Potential Revenue Timing Uncertainty
Product shipments, particularly for Humira, could spill over into Q1 2025, creating uncertainty in revenue timing.
Company Guidance
During Alvotech's Q3 2024 earnings call, guidance was highlighted with several key metrics demonstrating the company's robust performance and future expectations. Total revenues for the first nine months of 2024 reached $339 million, representing an almost ninefold increase compared to the same period in 2023, with product revenues climbing to $128 million. The company also reported milestone revenues exceeding $210 million year-to-date. The product gross margin showed significant improvement, more than doubling in the third quarter compared to the second quarter, reaching 37%. The company remains optimistic about continued margin expansion due to enhanced utilization of its manufacturing site and shifts in product mix, including the upcoming introduction of the Stelara biosimilar in the U.S. in 2025. Alvotech also reiterated its 2024 revenue guidance of $400 million to $500 million, emphasizing strong product and milestone revenue growth, with expectations of ramped-up shipments in the fourth quarter. Moreover, the company plans to leverage its extensive pipeline, including biosimilar candidates to Eylea and Simponi, to drive future growth, projecting up to one-third of product revenues from markets outside the U.S. by year-end.
Glossary
OutperformA stock rated as "Outperform" is expected to perform better than the overall market or a specific benchmark over the near-to-medium term. This rating suggests that the stock is likely to deliver higher returns compared to the average returns of other stocks in the same sector or market index. Investors might consider this stock a good buying opportunity.

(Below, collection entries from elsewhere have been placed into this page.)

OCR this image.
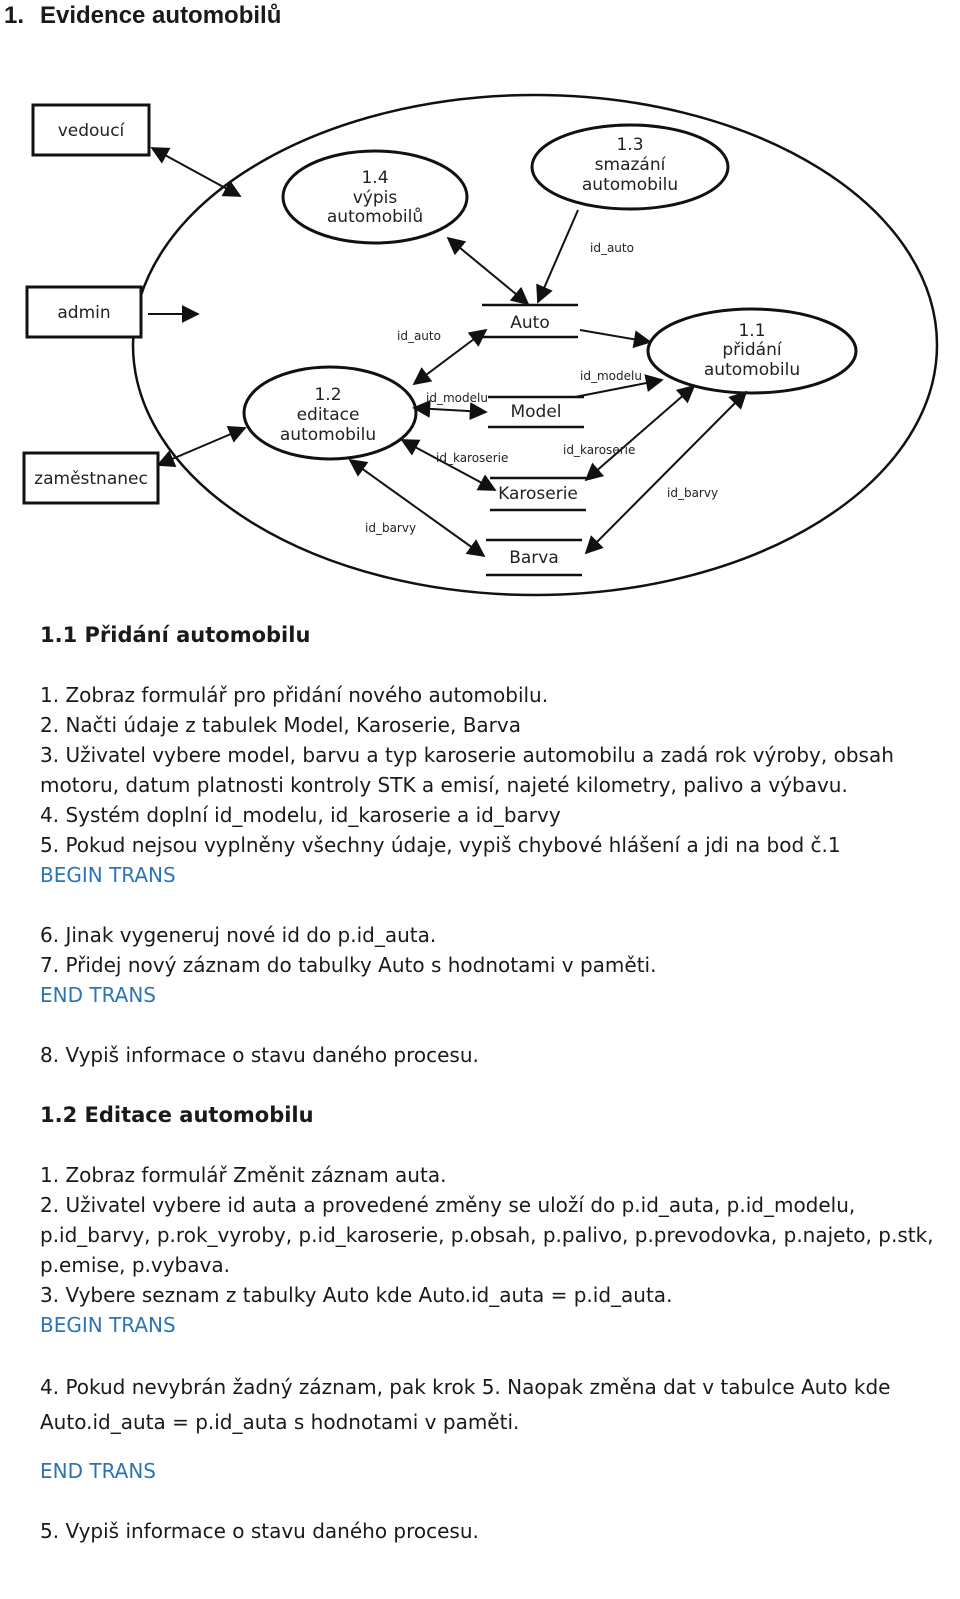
1. Evidence automobilů
vedoucí
admin
zaměstnanec
1.4
výpis
automobilů
1.3
smazání
automobilu
1.1
přidání
automobilu
1.2
editace
automobilu
Auto
Model
Karoserie
Barva
id_auto
id_auto
id_modelu
id_modelu
id_karoserie
id_karoserie
id_barvy
id_barvy
1.1 Přidání automobilu

1. Zobraz formulář pro přidání nového automobilu.

2. Načti údaje z tabulek Model, Karoserie, Barva

3. Uživatel vybere model, barvu a typ karoserie automobilu a zadá rok výroby, obsah motoru, datum platnosti kontroly STK a emisí, najeté kilometry, palivo a výbavu.

4. Systém doplní id_modelu, id_karoserie a id_barvy

5. Pokud nejsou vyplněny všechny údaje, vypiš chybové hlášení a jdi na bod č.1

BEGIN TRANS

6. Jinak vygeneruj nové id do p.id_auta.

7. Přidej nový záznam do tabulky Auto s hodnotami v paměti.

END TRANS

8. Vypiš informace o stavu daného procesu.

1.2 Editace automobilu

1. Zobraz formulář Změnit záznam auta.

2. Uživatel vybere id auta a provedené změny se uloží do p.id_auta, p.id_modelu, p.id_barvy, p.rok_vyroby, p.id_karoserie, p.obsah, p.palivo, p.prevodovka, p.najeto, p.stk, p.emise, p.vybava.

3. Vybere seznam z tabulky Auto kde Auto.id_auta = p.id_auta.

BEGIN TRANS

4. Pokud nevybrán žadný záznam, pak krok 5. Naopak změna dat v tabulce Auto kde Auto.id_auta = p.id_auta s hodnotami v paměti.

END TRANS

5. Vypiš informace o stavu daného procesu.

NeutralA stock rated as "Neutral" is expected to perform in line with the overall market or a specific benchmark. This rating indicates that the stock is neither particularly attractive nor unattractive for investment. Investors may consider holding onto the stock, as it is not expected to either significantly outperform or underperform the market.

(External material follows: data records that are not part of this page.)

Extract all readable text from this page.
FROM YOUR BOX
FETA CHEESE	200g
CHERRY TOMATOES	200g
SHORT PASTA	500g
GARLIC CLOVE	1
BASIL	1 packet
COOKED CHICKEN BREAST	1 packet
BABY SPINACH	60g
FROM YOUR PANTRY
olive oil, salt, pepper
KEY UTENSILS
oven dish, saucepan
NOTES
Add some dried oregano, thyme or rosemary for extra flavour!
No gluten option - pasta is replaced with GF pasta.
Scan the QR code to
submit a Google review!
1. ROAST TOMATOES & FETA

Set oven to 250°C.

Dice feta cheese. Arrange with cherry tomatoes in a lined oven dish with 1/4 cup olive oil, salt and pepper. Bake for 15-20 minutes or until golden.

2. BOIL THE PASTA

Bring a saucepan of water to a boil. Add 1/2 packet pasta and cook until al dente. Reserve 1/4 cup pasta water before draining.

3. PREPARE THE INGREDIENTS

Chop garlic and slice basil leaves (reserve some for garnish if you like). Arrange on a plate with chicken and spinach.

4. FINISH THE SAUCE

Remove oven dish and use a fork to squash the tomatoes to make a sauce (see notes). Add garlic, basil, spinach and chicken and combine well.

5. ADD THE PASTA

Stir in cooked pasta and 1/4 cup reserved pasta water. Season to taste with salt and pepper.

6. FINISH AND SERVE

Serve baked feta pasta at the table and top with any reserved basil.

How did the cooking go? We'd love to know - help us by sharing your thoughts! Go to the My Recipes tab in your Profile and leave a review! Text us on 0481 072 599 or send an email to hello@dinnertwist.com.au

UnderperformA stock rated as "Underperform" is expected to perform worse than the overall market or a specific benchmark over the near-to-medium term. This rating suggests that the stock may deliver lower returns compared to the average returns of other stocks in the same sector or market index. Investors might consider selling the stock or avoiding it as an investment.

Disclaimer

This AI Analyst Stock Report is automatically generated by our AI systems using advanced algorithms and publicly available financial, technical, and market data. While the information provided aims to be accurate and insightful, it is intended for informational purposes only and should not be considered financial advice. Any content created by an AI (Artificial Intelligence) system may contain inaccuracies and/or contain errors. Investing in stocks carries inherent risks, and past performance is not indicative of future results. This report does not account for your personal financial circumstances, objectives, or risk tolerance. Always conduct your own research or consult with a qualified financial advisor before making investment decisions. The analysis and recommendations provided are based on historical and current data and may not fully reflect future market conditions or unexpected developments. Neither the creators of this report nor its affiliated entities guarantee the accuracy, completeness, or reliability of the information presented. Use this report at your own discretion and risk.